While others shopped, I sat in the car outside a Marksville, La. strip mall on a hot September day listening to the Saints game on radio. The year was 2005, we were in our Hurricane Katrina exile and not much was going well, including the Saints game.

Ideally the Saints should’ve provided some relief for our misery and uncertainty during the season of 2005; instead they added to the worry. The franchise was playing its home games in San Antonio. With the Superdome practically destroyed and the population of New Orleans dispersed, there was concern that the team might not ever come back. The phrase “San Antonio Saints” made me quiver …

So did listening to the games. Not only was the team playing poorly but the broadcast quality of the central Louisiana station that carried them sounded as though the signal came through a hose. Jim Henderson and Hokie Gajan seemed to be in a box as their words of despair echoed.

About the only advantage to listening to the game on radio rather than watching it on TV is that I was spared seeing Saints quarterback Aaron Brooks’ maddening grin every time he dropped the ball, which he did often.

I realize now that as painful as the losses were I was really in a lose-lose situation because deep down inside I probably wanted the Saints to be defeated.
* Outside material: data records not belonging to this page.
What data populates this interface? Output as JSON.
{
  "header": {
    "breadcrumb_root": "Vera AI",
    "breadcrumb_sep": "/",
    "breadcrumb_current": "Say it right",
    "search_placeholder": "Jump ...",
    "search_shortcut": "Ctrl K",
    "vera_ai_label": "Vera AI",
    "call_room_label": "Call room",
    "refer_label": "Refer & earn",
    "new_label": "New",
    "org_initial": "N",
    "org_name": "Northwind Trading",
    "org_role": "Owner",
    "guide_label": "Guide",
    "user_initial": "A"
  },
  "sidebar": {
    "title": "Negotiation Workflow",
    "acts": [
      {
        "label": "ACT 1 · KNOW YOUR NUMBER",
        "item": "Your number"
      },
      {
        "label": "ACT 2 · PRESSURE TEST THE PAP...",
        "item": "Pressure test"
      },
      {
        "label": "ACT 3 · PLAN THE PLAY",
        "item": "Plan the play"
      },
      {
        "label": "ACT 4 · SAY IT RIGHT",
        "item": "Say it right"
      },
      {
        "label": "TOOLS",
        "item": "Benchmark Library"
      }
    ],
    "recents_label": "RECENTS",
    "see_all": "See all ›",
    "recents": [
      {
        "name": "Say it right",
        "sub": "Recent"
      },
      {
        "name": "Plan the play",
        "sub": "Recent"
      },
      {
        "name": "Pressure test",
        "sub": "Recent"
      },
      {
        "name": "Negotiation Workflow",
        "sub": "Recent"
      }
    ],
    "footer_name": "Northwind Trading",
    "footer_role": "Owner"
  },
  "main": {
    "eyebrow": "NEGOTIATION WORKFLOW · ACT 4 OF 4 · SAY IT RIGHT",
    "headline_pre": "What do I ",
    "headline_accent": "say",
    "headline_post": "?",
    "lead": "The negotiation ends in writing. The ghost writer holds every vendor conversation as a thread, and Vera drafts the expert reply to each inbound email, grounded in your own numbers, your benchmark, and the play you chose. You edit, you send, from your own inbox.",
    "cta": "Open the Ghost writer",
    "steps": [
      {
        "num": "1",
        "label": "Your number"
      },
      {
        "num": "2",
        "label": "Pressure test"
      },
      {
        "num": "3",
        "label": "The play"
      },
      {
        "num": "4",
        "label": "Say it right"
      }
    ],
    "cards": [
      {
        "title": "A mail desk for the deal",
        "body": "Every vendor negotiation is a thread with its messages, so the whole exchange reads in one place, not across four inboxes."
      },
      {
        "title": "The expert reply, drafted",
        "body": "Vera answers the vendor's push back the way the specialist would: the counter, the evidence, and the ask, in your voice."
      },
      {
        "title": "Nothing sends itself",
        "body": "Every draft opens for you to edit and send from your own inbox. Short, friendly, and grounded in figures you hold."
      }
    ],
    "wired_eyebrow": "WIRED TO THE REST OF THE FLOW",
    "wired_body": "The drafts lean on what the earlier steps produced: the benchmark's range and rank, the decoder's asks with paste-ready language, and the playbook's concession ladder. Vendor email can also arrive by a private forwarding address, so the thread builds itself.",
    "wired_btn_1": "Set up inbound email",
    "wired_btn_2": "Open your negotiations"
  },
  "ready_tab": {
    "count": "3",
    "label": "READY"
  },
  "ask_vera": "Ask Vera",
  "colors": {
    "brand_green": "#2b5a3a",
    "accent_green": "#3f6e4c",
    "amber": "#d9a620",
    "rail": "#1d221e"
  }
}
Winning might have made the team more attractive to the folks in San Antonio, where the mayor there was already talking about securing the franchise. Subconsciously I might have been hoping for the old boring Saints whose misery would be even more apparent if Aaron Brooks would only stop smiling.

A couple of Saints games were played in Baton Rouge but the experience was more like going to a wake than to a celebration. Since Roman times we’ve known that Saints and Tigers shouldn’t be housed in the same coliseum.

In the end the Saints won only three games: an opening day victory at Carolina, another on the road against the Jets and a fourth week “home” match up against the Buffalo Bills. Thankfully the folks in San Antonio only got to witness one victory. Included among the losses was a 50-3 pounding by the Green Bay Packers and a defeat by the usually anemic Detroit Lions.

Once the season was over the situation began to look even worse. Head Coach Jim Haslett was fired, but instead of the Saints finding a replacement with head coaching experience, they came up with a little-known assistant coach from the Dallas Cowboys named Sean Payton. Mercifully Aaron Brooks was let go, but here again the team seemed to fail: Instead of finding a seasoned starter, they signed a too-short quarterback whom the San Diego Chargers had released because of a bum shoulder named Drew Brees.

From the perch of the season of 2005, one could’ve looked five years into the future and seen New Orleans as a town that had fallen not just in size and esteem but also in being a major league city. (Even the Hornets appeared bound elsewhere, to Oklahoma City.)

It seemed likely that by 2010, the Saints would be playing in another town having finished their tenure in the city of their birth without ever winning a post-season game.

Who could have imagined that when the 2009 season ended it wouldn’t be Aaron Brooks, but the world that would be smiling?